2. The Grand Budapest Hotel
Here’s the simple question: Do you like Wes Anderson‘s films? If “YES,” then you will LOVE The Grand Budapest Hotel! If you’ve never been a fan, then don’t bother. Anderson is a truly original writer/director. He has a style unlike anyone else: quirky and eccentric characters, frenetic energy, and hilarious dialogue. He has also amassed an A-list crew of actors to join him in his follies, Bill Murray, Owen Wilson, Willem DaFoe, Jeff Goldblum, and Edward Norton to name a few. In GBH, we watch through flashbacks, the stories of the famed European hotel and its eccentric, concierge Gustave H (an Oscar worthy Ralph Fiennes). He befriends young lobby boy Zero (Tony Revolori), who accompanies him to a funeral of one of the hotel’s wealthiest clients. From there hijinks ensue, including high-priced art-theft, a prison escape, crazed hitmen, and huge chase scenes. In the middle of this are wonderful characters, filled with joy, and love. This is Anderson’s best film, and that includes personal favorites Rushmore, Moonrise Kingdom, and Life Aquatic. This was the most fun film nominated for Best Picture and one of my favorites.
1. Whiplash
The gap between Whiplash and the other Best Picture nominees for me is Grand Canyon huge. Far and away the most powerful movie I’ve seen in years, it’s a battle of wills between an aspiring-to-be-great teenage drummer named Andrew (Miles Teller) and his music school jazz band conductor Fletcher, (J.K. Simmons).This is a total tour-de-force of acting as they push each other to limits the other didn’t know existed. The film manages to ask an old question in a new way: Do the ends justify the means? Is it okay to be brutal and despicable if that produces greatness? Simmons is a shoo-in for Best Supporting Actor. We know he’s wrong; but by the end you almost start to see his logic. Miles Teller deserves his own trophy but in maybe the biggest Oscar snub outside of The Lego Movie, he wasn’t nominated despite his riveting, tortured performance and the fact he PERFORMED HIS OWN DRUMMING!!! His dilemma is more interesting: if the abuse brings out the best in you, is it worth it? It’s a haunting question and a more haunting and amazing film.

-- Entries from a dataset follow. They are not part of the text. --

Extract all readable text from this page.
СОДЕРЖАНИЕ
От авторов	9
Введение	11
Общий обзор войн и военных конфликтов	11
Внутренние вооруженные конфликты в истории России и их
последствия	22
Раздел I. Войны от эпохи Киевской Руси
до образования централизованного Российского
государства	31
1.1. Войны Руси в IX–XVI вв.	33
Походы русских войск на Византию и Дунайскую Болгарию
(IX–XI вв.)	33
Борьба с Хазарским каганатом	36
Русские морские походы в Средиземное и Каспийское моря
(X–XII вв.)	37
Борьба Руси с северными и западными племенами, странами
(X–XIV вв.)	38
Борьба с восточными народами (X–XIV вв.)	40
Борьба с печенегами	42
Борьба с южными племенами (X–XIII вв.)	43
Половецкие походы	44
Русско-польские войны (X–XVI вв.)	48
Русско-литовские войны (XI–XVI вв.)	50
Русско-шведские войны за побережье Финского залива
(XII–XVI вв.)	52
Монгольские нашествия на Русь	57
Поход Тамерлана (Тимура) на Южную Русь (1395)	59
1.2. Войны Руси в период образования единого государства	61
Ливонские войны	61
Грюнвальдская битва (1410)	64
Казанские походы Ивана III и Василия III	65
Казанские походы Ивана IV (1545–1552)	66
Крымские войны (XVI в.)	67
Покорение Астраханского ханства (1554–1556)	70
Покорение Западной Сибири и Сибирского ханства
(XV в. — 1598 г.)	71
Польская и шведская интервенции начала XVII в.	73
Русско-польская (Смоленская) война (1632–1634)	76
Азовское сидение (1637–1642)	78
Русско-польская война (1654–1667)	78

That said”¦ Whiplash has NO chance of winning Best Picture. Of the 8 nominees, 4 have directors who are nominated. Those 4 are The Imitation Game, The Grand Budapest Hotel, Birdman, and Boyhood. Critical gushing, a long admired writer/director, and a gimmick that has seemingly never been done in the mainstream and we have a clear winner: Boyhood will win Best Picture. And like many Best Pictures before it, it won’t have been the best actual film. But hey, Richard Linklater introduced us to Matthew McConaughey years ago and did give us the Beatles Black Album, so I’ll give him a pass.
Best Picture Nominees
– American Sniper
– Birdman
– Boyhood
– The Grand Budapest Hotel
– The Imitation Game
– Selma
– Theory of Everything
– Whiplash
The 87th Annual Academy Awards airs live Sunday, February 22nd, 2015, at 8:30pm ET on ABC, with the live Red Carpet arrivals starting at 7pm ET/4pm PT (per Oscar.com).